Жить с ней после этого стало не то чтобы легче, но как-то спокойнее. Я вернулась домой на лето, чтобы отдохнуть от универа, от шума Казани, от соседок по общаге, которые вечно орали под окном, но отдыхом тут и не пахло. Папа работал на заводе, уходил в шесть утра, возвращался к восьми вечера, а я оставалась с Ларисой — она готовила борщ, стирала, чинила старый телевизор, который вечно глючил, и я видела, как она держит этот дом, как держала себя все эти годы. Я начала помогать — мыла посуду, ходила в магазин, даже полола грядки за домом, хотя ненавидела копаться в земле. "Вер, ты прям хозяйка", — шутила она, а я ворчала: "Не беси меня", но внутри что-то грело, потому что она больше не была просто "папиной женой" — она была Ларисой, которая пережила свою войну и всё ещё стояла.
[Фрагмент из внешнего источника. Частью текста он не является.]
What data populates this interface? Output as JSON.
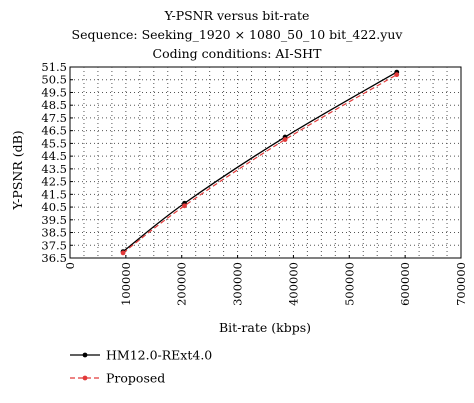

А потом я начала читать письма. Не все сразу, а по одному — садилась вечером, когда папа спал, а Лариса шила на кухне, и открывала конверты. Они были короткие, но живые — Серёжа писал про солдатскую еду, про холод, про то, как видел звёзды над горами, про ребят, которые шутили, чтобы не бояться. "Лара, не грусти, я вернусь, купим тебе платье", — писал он в одном, и я видела, как она улыбается, когда я читала это вслух. "Он всегда обещал", — сказала она, а я спросила: "Ты верила?". Она кивнула: "Верила, Вер. Пока могла". И я поняла, что эти письма — её маяк, который светит, даже если он давно погас, и что-то во мне щёлкнуло — я захотела узнать её, не как мачеху, а как человека.

Пироги и разговоры

Мы стали говорить. Не сразу, не легко — я всё ещё злилась иногда, когда она лезла с советами: "Вер, не сиди в телефоне, глаза посадишь", а я огрызалась: "Отстань, сама разберусь". Но потом я спрашивала: "Ларис, а что Серёжа любил есть?", и она рассказывала — про пироги с картошкой, которые он обожал, про то, как он мечтал стать лётчиком, но пошёл в армию, потому что денег не было на учёбу. Я слушала, а потом сказала: "Давай испечём такие пироги?". Она удивилась, но согласилась, и мы месили тесто, резали картошку, смеялись, когда я пролила муку на пол, а она вытирала её, ворча: "Руки-крюки". Папа пришёл с работы, увидел пироги, сел с нами, и мы ели втроём, а я думала, что это, может, и есть семья — не идеальная, не та, что была с мамой, но настоящая.

Статья

Через месяц я начала писать. Не для универа, не для зачётов, а для себя — про Ларису, про её письма, про Серёжу, которого я никогда не знала, но который стал мне важен. Я сидела ночами, стучала по клавишам, выливала на экран всё, что копилось — злость на неё, тоску по маме, эту новую ниточку, которая связала нас с Ларисой через её брата. Однажды я дала ей почитать — просто листок, где написала про то, как она ждала его, как держала себя, как стала мне не чужой. Она прочитала, долго молчала, а потом сказала: "Вер, ты это в газету отнеси". Я засмеялась: "Мамочка, какая газета, это просто так". Но она настояла: "Ты журналист или кто? Неси". И я отнесла — в местную газетёнку, где тётка в редакции удивилась, но взяла. Через неделю напечатали, и Лариса купила пять экземпляров, раздавала соседям, хвасталась: "Это моя Вера написала". Я ворчала, что она меня позорит, но внутри грело, потому что она гордилась мной, как своей.

Возвращение в Казань

Прошло лето. Мне двадцать, я вернулась в Казань на второй курс, но теперь звоню ей каждую неделю — спрашиваю, как дела, шьёт ли она, что с пирогами. Она ворчит: "Вер, учись, а не трепись", но я слышу, как она улыбается. Я пишу дальше — про неё, про нас, про этот городок, где она держит свою маленькую крепость. И думаю, что её письма — это не только про Серёжу, но и про меня, про то, как мы нашли друг друга, даже если я этого не хотела. Она больше не просто Лариса — она моя мачеха, которая пережила свою тишину, а теперь учит меня жить через свою.